In the Guardian, Severin Carroll offers a different perspective on the debate over the number of questions on the referendum, from the Scottish Council for Voluntary Organisations, which represents over 50,000 voluntary charity workers. The organisation, while not explicitly taking a view on the referendum itself, urges that in the light of the Westminster government's brutal attacks on the poor and the sick, Scotland must take control of its own welfare revenue spending – a status which would in practice require either independence or an extreme version of devo max.

Carroll then spins off in some odd directions from the SCVO's comments, for example getting Labour's Margaret Curran to apparently support the coalition's policy, claiming that "a million voters supported Labour's tougher stance on benefits". (She presumably means Scottish voters, and is presumably citing Labour's 2010 general election result in Scotland as backup for the assertion, which is a rather strained assumption about what people were voting for.)

He also states that "Douglas Alexander, the shadow foreign secretary and most powerful Scot in the shadow cabinet, confirmed last Saturday that Labour's stance on more powers for Holyrood had now shifted, in favour of greater devolution", which is something of a stretch. What Alexander actually did in his speech to Scottish Labour's youth wing was express a personal opinion which at present is still explicitly rejected by all three of Scottish Labour's leadership candidates in favour of the status quo. If the party is indeed now in favour of greatly-expanded devolution, it's not letting on.

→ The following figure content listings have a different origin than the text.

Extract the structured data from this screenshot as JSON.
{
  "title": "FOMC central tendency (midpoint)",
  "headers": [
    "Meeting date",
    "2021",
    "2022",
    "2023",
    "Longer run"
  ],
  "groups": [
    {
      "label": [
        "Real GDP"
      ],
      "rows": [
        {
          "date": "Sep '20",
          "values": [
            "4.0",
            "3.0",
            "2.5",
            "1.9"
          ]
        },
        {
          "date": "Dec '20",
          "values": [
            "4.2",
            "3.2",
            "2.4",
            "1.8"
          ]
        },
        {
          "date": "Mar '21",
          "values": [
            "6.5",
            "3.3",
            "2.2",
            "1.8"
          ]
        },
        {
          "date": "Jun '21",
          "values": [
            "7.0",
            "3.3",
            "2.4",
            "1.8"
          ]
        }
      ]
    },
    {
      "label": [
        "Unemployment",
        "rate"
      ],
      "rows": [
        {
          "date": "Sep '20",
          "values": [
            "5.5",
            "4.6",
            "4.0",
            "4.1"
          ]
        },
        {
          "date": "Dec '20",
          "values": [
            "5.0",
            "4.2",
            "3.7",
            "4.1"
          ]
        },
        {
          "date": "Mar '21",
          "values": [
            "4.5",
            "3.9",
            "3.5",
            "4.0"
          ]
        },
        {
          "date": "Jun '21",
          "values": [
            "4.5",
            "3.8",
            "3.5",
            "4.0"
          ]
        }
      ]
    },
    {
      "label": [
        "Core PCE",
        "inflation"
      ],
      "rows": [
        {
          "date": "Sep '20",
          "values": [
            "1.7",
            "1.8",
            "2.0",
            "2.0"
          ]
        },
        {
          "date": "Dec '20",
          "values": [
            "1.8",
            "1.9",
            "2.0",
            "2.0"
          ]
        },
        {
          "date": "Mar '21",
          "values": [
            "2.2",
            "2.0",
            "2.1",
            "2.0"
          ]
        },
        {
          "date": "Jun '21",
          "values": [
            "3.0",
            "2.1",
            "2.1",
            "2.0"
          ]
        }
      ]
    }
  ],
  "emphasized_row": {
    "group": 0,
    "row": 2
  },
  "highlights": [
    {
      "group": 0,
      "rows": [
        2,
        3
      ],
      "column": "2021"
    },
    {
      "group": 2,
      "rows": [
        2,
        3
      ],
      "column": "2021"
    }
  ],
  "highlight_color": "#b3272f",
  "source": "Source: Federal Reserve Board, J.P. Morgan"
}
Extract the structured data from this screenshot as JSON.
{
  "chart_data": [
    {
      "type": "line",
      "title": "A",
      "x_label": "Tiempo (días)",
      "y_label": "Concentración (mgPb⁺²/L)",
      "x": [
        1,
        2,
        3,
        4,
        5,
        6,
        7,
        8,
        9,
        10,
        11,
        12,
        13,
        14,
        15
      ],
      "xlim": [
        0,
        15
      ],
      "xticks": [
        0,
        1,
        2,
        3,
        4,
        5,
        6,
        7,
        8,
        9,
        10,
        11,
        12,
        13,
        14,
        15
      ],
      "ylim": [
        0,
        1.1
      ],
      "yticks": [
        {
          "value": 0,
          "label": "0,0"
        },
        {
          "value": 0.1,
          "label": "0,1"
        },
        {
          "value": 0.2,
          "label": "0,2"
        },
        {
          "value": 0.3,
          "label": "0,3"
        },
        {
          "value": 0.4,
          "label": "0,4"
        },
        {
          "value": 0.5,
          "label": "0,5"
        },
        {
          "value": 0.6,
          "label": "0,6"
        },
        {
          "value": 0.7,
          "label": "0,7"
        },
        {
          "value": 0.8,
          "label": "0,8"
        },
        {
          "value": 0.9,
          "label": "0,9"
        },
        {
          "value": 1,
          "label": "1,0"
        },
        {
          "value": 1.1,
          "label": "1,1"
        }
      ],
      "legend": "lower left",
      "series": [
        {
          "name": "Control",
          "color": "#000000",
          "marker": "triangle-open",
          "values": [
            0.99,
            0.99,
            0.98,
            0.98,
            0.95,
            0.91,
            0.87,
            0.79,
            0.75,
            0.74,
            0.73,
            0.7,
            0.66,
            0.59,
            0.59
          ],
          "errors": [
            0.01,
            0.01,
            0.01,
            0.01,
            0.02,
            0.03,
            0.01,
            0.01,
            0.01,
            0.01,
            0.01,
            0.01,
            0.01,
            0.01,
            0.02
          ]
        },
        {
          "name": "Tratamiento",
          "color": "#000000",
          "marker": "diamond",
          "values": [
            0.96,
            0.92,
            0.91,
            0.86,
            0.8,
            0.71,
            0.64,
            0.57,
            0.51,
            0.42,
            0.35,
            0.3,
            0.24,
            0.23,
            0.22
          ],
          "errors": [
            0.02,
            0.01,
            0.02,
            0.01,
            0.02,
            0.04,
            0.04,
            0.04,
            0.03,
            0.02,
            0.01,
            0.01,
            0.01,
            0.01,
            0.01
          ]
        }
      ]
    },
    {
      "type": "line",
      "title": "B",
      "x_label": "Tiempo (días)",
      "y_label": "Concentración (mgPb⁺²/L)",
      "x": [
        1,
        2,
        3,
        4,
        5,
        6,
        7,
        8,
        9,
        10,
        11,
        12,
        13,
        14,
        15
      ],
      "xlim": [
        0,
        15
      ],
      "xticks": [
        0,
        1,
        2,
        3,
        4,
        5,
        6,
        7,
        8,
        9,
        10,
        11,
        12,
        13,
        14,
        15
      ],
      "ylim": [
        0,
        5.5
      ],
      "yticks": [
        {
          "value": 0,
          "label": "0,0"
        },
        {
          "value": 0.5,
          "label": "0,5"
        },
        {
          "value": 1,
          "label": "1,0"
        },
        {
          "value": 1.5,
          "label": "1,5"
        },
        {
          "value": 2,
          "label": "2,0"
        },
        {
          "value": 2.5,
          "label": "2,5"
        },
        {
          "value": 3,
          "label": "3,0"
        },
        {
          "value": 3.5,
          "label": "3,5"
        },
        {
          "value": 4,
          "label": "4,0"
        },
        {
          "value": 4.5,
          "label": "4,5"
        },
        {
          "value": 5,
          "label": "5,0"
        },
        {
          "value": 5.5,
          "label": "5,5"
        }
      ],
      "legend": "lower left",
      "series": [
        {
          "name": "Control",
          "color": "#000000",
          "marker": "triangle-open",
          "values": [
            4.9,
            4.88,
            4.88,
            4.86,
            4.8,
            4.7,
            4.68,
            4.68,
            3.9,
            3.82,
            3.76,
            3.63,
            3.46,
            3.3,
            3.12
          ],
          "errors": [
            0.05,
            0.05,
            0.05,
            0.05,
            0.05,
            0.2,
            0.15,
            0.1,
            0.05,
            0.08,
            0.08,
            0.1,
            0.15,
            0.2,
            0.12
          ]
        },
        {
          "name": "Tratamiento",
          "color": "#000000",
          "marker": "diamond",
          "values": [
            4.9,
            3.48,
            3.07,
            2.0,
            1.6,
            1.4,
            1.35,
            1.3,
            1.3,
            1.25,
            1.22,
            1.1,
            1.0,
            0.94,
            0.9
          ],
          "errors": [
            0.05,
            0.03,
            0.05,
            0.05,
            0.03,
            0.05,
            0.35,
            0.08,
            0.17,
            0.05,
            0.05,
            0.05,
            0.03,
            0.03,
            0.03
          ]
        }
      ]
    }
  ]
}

Finally, the Dundee Courier picks up on an embarrassing display of hypocrisy by the UK Government. Having spent weeks and months demanding that the SNP publish the Scottish Government's legal advice on an independent Scotland's position with regard to membership of the EU and the Euro, the Westminster coalition has now refused to publish its own legal advice on the same issue. Oops.

We'll let you digest that little lot for a while.